In hospital, generalist nurses and junior doctors are key providers of end-of-life care. With 58% of all deaths and 50% of cancer deaths occurring in hospitals,2 these generalists are major providers of end-of-life care. It has been estimated that the average foundation-year 1 doctor during his/her first year of practice will care for 40 patients who die while in hospital, and 120 in the last 6 months of life.3 They have to balance the concepts of ‘cure’ and ‘care’, seeking to sustain life without engaging in futile interventions.
The change in working patterns has greatly affected the working lives of hospital doctors. All doctors now coming out of vocational training schemes will have been subjected to the hospital shift system, and most will be glad to leave it behind in search of the truly rewarding part of general practice: continuity of care. That continuity is no longer about 24/7 personal availability, but about good in-hours care liaising closely with good out-of-hours (OOH) care.4
High quality OOH care costs PCTs upfront and then saves money in reduced admissions. There are some excellent examples of OOH providers who have worked hard to liaise with cancer networks, build up protocols, train their OOH GPs, and make end-of-life issues part of the core competencies of all their staff. This costs money. Many services are now under considerable pressure to reduce costs and compromise quality, or lose the contract.

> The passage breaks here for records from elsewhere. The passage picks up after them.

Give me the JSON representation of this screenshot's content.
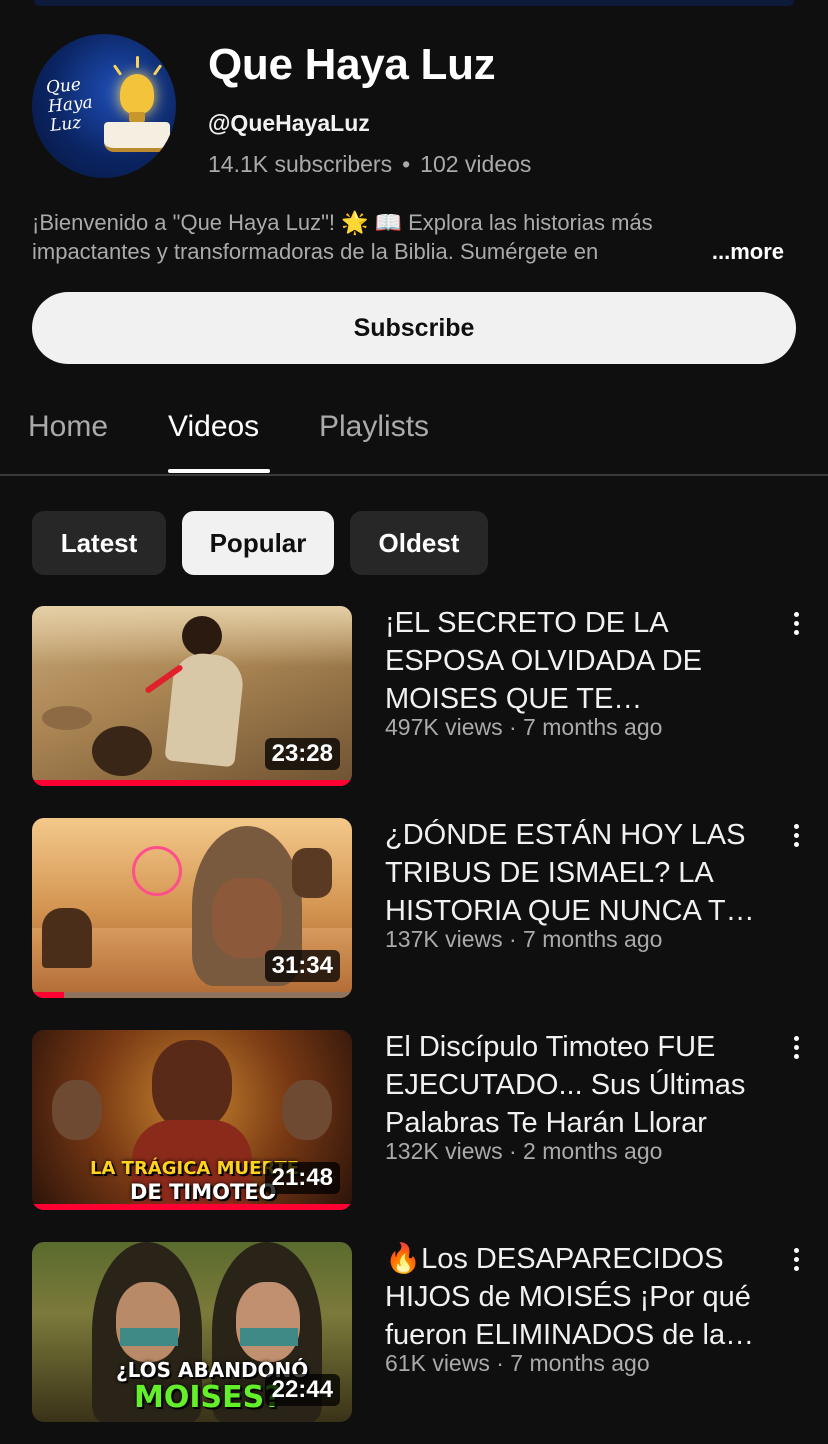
{
  "channel": {
    "name": "Que Haya Luz",
    "handle": "@QueHayaLuz",
    "subscribers": "14.1K subscribers",
    "separator": "•",
    "videos": "102 videos",
    "logo_text": "Que Haya Luz",
    "description_line1": "¡Bienvenido a \"Que Haya Luz\"! 🌟 📖 Explora las historias más",
    "description_line2": "impactantes y transformadoras de la Biblia. Sumérgete en",
    "more_label": "...more"
  },
  "subscribe_label": "Subscribe",
  "tabs": [
    {
      "label": "Home",
      "active": false
    },
    {
      "label": "Videos",
      "active": true
    },
    {
      "label": "Playlists",
      "active": false
    }
  ],
  "chips": [
    {
      "label": "Latest",
      "selected": false
    },
    {
      "label": "Popular",
      "selected": true
    },
    {
      "label": "Oldest",
      "selected": false
    }
  ],
  "videos": [
    {
      "title": "¡EL SECRETO DE LA ESPOSA OLVIDADA DE MOISES QUE TE SORPRENDERÁ!",
      "meta": "497K views · 7 months ago",
      "duration": "23:28",
      "watched_fraction": 1.0,
      "thumb_overlay_line1": "",
      "thumb_overlay_line2": ""
    },
    {
      "title": "¿DÓNDE ESTÁN HOY LAS TRIBUS DE ISMAEL? LA HISTORIA QUE NUNCA TE CONTARON",
      "meta": "137K views · 7 months ago",
      "duration": "31:34",
      "watched_fraction": 0.1,
      "thumb_overlay_line1": "",
      "thumb_overlay_line2": ""
    },
    {
      "title": "El Discípulo Timoteo FUE EJECUTADO... Sus Últimas Palabras Te Harán Llorar",
      "meta": "132K views · 2 months ago",
      "duration": "21:48",
      "watched_fraction": 1.0,
      "thumb_overlay_line1": "LA TRÁGICA MUERTE",
      "thumb_overlay_line2": "DE TIMOTEO"
    },
    {
      "title": "🔥Los DESAPARECIDOS HIJOS de MOISÉS ¡Por qué fueron ELIMINADOS de la historia?",
      "meta": "61K views · 7 months ago",
      "duration": "22:44",
      "watched_fraction": 0,
      "thumb_overlay_line1": "¿LOS ABANDONÓ",
      "thumb_overlay_line2": "MOISES?"
    }
  ]
}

In a recent study of OOH contacts with palliative patients across four providers, only 2% of patient contacts resulted in admission to a hospice, and 9% were admitted to hospital. (S Forrest, unpublished report, 2007). There is a growing impetus to prevent hospital admission using tools such as the Gold Standards Framework5 to increase the chances of patients dying in their preferred place of care.6
Sixteen per cent of deaths occur in care homes2 where considerable improvement in end-of-life care provision is needed. The Care Homes Inspectorate examines only basic care provision, which does not include palliative care. There is wide inequality of provision of hospice care, specialist nurses, provision of 24/7 specialist advice, and hospice at home care.7 Specialist services are expensive, and the NHS has relied on charitable funding of these for too long, resulting in patchy provision nationally.

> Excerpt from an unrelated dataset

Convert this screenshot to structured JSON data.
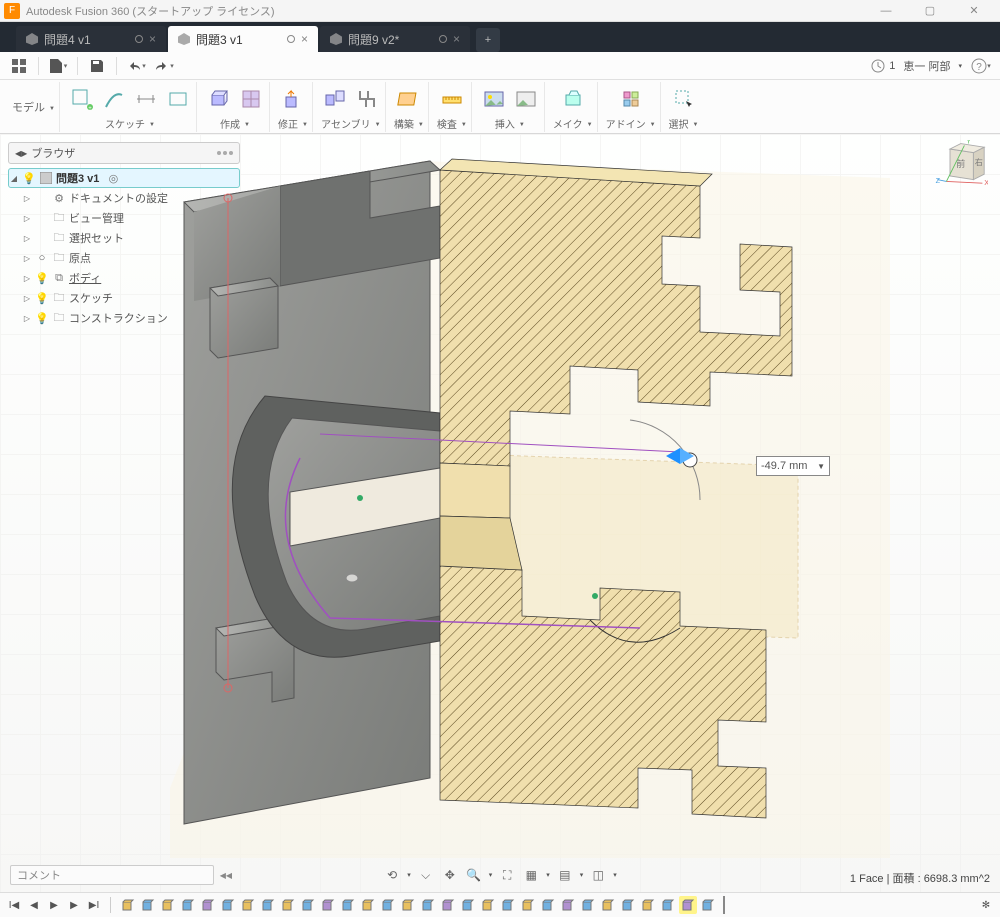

The skills required to give good end-of-life care are the ones we use at all phases of life: information gathering through good communication, examination and diagnosis, shared management plans, good handover, and review, which are supported by specialist advice, ongoing learning, and good OOH care. The relationship between GPs and patients remains central. If GPs are fortunate enough to have all these in place in their practice area, they may not need to give patients their home or mobile number but, for many of us, our altruism means we will continue to do so.